Капитан, глядя вверх и пытаясь решить, стоит ли сейчас попробовать подняться или не надо рисковать здоровьем, сделал пару шагов назад. Под сапогом хрустнуло, Сорокин машинально замер, осторожно поставил на место ногу и, присев на корточки, подсветил фонарем. Вдавленные в землю, блестели разбитые стеклышки, не бутылочные, ровные, круглые. Капитан, вынув перочинный ножик, аккуратно поддел и потащил из дерна блестящую проволоку. Это оправа от очков. Небольшого размера, круглых.
«Как это Сонька показала, пальцы баранками у глаз?.. Что ж, если девчонка не погрешила, то, упаси боже, и другое не навыдумывала… Есть такое ощущение, что что-то важное стряслось, а мы ни в одном глазу. Нужно срочно сделать запрос — не было ли заявлений о пропаже девочки. Восемь-десять лет, красное пальто колокольчиком, очки… Чертовы очки».

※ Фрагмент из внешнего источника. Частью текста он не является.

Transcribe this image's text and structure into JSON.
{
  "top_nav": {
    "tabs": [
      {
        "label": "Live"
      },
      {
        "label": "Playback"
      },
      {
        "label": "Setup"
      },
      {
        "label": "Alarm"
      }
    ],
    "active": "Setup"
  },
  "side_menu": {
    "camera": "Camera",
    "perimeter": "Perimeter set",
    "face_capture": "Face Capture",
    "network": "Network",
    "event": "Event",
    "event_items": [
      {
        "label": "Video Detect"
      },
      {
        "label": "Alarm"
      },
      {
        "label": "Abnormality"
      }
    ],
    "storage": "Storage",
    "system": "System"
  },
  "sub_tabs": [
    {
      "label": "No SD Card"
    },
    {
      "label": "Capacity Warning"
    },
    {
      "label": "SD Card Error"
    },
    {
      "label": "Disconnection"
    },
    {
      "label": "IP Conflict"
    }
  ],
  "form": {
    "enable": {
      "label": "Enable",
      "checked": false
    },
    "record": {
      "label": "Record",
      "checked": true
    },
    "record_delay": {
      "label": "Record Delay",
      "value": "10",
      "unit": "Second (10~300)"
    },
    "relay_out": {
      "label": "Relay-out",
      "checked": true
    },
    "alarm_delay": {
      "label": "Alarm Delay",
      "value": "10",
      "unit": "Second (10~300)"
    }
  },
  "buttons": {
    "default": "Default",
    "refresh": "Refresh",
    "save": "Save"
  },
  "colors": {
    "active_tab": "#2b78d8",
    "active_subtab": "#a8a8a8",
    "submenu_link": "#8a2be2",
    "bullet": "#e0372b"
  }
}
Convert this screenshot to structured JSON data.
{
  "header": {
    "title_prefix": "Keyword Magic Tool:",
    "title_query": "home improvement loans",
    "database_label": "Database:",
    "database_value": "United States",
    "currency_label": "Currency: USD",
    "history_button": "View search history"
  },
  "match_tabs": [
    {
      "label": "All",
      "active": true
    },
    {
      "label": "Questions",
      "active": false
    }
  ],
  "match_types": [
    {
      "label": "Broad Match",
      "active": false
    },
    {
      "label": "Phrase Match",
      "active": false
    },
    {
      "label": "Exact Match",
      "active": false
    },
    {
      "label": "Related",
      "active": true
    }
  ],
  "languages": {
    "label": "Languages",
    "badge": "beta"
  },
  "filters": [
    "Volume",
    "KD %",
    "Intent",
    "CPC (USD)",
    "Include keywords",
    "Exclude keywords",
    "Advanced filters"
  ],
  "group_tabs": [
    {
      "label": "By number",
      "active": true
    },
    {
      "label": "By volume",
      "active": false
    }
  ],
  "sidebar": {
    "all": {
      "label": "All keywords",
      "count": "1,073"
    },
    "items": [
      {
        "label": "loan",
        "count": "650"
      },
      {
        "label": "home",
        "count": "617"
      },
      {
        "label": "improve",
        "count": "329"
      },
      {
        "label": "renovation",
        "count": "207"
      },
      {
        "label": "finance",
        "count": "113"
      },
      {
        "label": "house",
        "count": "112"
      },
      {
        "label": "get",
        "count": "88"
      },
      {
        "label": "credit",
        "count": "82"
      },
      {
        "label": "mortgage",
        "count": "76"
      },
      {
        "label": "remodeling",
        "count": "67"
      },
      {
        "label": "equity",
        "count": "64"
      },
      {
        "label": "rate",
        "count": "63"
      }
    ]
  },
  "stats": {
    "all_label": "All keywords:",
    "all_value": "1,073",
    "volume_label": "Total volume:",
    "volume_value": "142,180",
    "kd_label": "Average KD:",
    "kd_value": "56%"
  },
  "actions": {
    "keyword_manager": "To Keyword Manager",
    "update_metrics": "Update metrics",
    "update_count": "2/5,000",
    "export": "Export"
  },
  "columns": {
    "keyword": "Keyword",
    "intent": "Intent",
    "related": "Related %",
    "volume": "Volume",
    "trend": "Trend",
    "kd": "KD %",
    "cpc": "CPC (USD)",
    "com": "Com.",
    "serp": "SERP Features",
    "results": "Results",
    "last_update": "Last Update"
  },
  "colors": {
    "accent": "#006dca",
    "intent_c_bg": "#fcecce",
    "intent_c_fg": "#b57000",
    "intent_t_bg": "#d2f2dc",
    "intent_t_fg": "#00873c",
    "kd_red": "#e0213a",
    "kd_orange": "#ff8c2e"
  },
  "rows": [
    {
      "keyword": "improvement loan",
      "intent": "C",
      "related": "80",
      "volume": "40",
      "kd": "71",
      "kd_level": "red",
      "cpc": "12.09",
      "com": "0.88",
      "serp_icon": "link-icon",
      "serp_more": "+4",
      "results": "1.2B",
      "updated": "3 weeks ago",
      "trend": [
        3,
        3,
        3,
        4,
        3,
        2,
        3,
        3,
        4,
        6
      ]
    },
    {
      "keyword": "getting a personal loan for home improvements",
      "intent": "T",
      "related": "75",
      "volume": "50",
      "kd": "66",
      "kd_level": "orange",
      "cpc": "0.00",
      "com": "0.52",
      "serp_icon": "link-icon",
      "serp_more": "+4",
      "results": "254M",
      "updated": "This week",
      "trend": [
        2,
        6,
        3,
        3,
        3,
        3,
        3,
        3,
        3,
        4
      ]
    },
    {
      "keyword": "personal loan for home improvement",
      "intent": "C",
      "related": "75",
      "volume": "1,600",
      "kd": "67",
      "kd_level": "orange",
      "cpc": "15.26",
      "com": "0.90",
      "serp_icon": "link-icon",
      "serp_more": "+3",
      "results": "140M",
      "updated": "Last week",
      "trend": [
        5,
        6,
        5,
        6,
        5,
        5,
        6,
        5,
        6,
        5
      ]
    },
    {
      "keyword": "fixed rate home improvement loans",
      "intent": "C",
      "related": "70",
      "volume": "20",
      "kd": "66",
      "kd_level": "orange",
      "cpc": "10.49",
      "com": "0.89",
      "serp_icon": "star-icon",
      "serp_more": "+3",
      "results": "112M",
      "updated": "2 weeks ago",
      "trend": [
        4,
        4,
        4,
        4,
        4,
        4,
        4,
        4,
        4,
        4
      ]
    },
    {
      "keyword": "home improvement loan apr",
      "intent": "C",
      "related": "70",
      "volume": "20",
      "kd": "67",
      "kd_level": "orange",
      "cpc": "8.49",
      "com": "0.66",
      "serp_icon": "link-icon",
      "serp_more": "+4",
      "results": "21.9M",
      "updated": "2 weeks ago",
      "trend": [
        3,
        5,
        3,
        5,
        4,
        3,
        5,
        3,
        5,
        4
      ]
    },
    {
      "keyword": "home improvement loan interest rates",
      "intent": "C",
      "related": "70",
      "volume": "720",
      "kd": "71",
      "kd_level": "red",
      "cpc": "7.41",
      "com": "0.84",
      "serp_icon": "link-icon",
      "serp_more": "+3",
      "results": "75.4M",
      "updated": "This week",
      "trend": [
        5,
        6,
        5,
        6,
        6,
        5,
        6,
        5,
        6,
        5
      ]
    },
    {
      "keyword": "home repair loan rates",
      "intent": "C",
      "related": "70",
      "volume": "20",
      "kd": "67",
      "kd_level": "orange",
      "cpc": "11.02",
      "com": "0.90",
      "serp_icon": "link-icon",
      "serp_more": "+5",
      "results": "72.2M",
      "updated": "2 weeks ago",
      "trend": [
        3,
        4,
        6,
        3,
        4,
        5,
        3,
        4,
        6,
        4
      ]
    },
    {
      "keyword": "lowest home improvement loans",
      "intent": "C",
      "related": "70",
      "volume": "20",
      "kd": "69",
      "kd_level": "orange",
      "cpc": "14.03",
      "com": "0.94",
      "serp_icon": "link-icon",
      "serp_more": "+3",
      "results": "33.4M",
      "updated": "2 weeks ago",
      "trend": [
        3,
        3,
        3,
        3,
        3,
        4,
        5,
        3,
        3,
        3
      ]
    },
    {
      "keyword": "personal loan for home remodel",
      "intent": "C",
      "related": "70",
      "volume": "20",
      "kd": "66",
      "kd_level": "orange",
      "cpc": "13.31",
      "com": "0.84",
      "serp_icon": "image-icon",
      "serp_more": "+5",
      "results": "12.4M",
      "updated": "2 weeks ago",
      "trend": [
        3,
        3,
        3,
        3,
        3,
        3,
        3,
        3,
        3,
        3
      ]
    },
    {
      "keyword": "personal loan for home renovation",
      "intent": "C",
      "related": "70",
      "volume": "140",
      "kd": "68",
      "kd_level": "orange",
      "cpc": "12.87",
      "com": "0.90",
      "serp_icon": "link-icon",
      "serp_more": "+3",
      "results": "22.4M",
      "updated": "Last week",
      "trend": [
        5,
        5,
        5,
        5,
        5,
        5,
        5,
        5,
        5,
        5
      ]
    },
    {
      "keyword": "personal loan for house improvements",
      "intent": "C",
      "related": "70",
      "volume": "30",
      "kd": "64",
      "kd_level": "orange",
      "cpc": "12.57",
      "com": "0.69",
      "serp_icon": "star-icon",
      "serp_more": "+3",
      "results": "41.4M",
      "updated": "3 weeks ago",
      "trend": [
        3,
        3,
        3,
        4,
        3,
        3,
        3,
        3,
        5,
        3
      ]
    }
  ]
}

Свирепо сопя, Сорокин достал платок, разложил и принялся, выковыривая, выкладывать на него находки. Почти сложилось одно стекло, второе лишь наполовину — и, горестно пискнув, испарилась надежда на то, что ребенок — просто растяпа, а очки просто потеряны. Сильные стекла. Лишившись такого оптического прибора, непросто сориентироваться, особенно в незнакомой местности.
Николай Николаевич прибрал находки во внутренний карман куртки.
«Что тут увидишь? Да и так натоптано. Надо бы вернуться на свет».
Сорокин с сомнением оглядывал темное здание кинотеатра, точно прикидывая его размеры. Тут фонарь, утомившись, моргнул и погас. Батарейка села.
Николай Николаевич принял волевое решение: «Сначала надо запросить, нет ли пропавших, а уж потом решать — возвращаться или нет. Дел других нет, кроме как девичьи бредни разбирать, да еще по горячим следам».